Demand for water in South Carolina rose nearly 1,000 percent in the last 40 years — three times more than surrounding states. The National Wildlife Federation has sounded a conservation alarm with that finding.

The state is thought to be in relatively good shape compared with its neighbors — abundant with rivers and lakes and not so industrialized. But water use rose far more than the 60 percent increase in population between 1960 and 2000, said Amanda Staudt, federation climate scientist.

"This increase reflects in part that South Carolina water use was quite low in 1960," she conceded. But "the biggest contributor to this increase is the use of water for thermoelectric power generation, which accounts for 80 percent of the freshwater usage in the state."

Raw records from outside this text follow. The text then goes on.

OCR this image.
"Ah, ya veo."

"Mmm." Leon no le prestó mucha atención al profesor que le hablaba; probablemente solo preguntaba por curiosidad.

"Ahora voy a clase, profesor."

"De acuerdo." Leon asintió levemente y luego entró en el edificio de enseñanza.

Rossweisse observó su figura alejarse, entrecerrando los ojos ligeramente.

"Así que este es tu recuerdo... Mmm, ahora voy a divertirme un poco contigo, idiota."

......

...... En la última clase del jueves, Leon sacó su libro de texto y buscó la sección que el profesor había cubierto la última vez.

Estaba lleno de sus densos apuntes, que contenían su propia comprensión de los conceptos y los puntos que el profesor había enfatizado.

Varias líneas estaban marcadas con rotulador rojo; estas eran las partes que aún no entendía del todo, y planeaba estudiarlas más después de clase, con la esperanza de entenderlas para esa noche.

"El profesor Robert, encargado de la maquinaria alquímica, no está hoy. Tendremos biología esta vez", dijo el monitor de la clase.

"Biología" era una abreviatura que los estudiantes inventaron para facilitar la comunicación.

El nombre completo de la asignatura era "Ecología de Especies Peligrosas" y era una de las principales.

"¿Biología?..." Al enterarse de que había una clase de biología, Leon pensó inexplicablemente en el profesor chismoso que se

The federation released the report Thursday, joining a series of environmental groups calling for state control of who withdraws how much water from its rivers and lakes, as well steps to reduce electricity consumption and shift to clean energy alternatives — to save water as well as combat climate warming.

An attempt to permit large-scale water withdrawals is now stalled in the state Legislature by lobbyists for both environmental and manufacturing interests.

Lewis Gossett, S.C. Manufacturers Alliance president, on Thursday had not seen the study. But he said the key is how much water is available, not how much you use.

"We can see the need for a water plan, but it needs to be science-based. That's where our disagreement is. Our great concern is, don't throw out the baby with the bath water — don't destroy economic growth with an overly restrictive plan," he said.

Increasing demand for water in the rapidly developing Southeast, exacerbated by recent droughts, is beginning to cause water shortages, pushing the region into Western-style legal "water wars."

The report joins a number of studies raising an alarm that the situation will continue to worsen as water supplies diminish to factors such as saltwater intrusion and drier conditions spurred by climate warming.

South Carolina is suing North Carolina over proposed water withdrawals out of its Catawba basin. The lawsuit is now being heard by the U.S. Supreme Court; it's in the early stage of collecting depositions and other information.

The Catawba flows from that state and joins South Carolina rivers, eventually providing nearly half the water that flows into the Marion-Moultrie lakes, the source of drinking water for most of the Lowcountry.